Oh, Carl, you are so strict! (This is a callback to the movie The Twelve Chairs based on a novel by Ilf and Petrov.)
I like your simplification of S1L3, and will use it.
Shakespeare had Lady Macbeth use “gilt” to refer to smearing Duncan’s blood on his bodyguards: “I’ll gild the faces of the grooms withal,/ For it must seem their guilt.” (Macbeth II, ii, 69-70).
In the original Spanish, the anguish could be construed as belonging to the sky, world, and hour, or just to the sky.
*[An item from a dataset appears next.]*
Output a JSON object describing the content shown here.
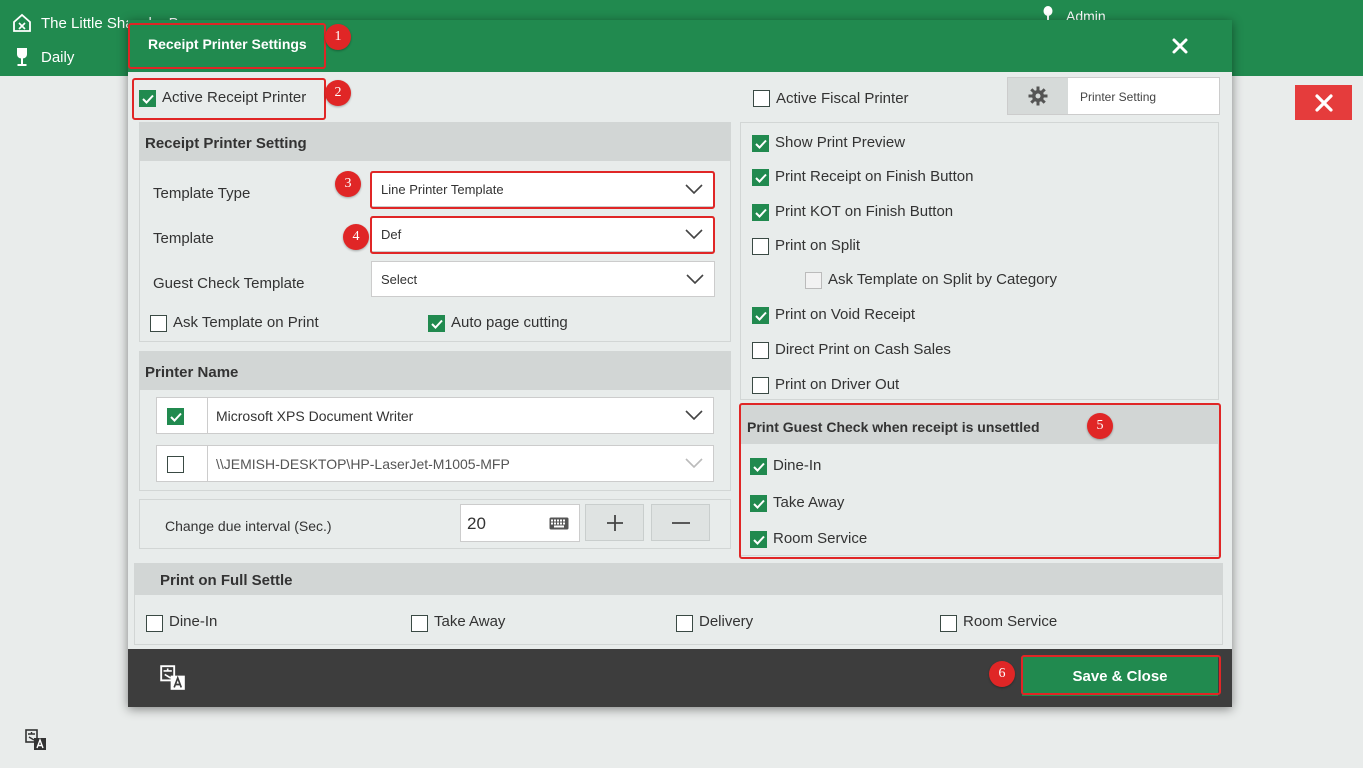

The sexual innuendo attached to the torch is complex. “Lúbrica” means “sexually arousing, obscene” (as is seen in the etymology of the English word “lubricious”) but it can also mean “slippery” (as is seen in the etymology of the English word “lubricate.”). I concluded that the torch (yes, Dr. Freud, I know that sometimes a torch is just a torch) is slippery with the tears of blood, and thus is sexually suggestive somehow to the speaker. Thus the tears of blood are the source of the lustiness. Consequently I could justify lúbrica modifying tea as a transferred epithet (hypallage) which I untransferred in the tet translation.
I’ll have to keep thinking to come up with a fix for the inversion in S2L4.
Thanks for your continued guidance!
Glenn
Last edited by Glenn Wright; 06-01-2024 at 01:34 PM.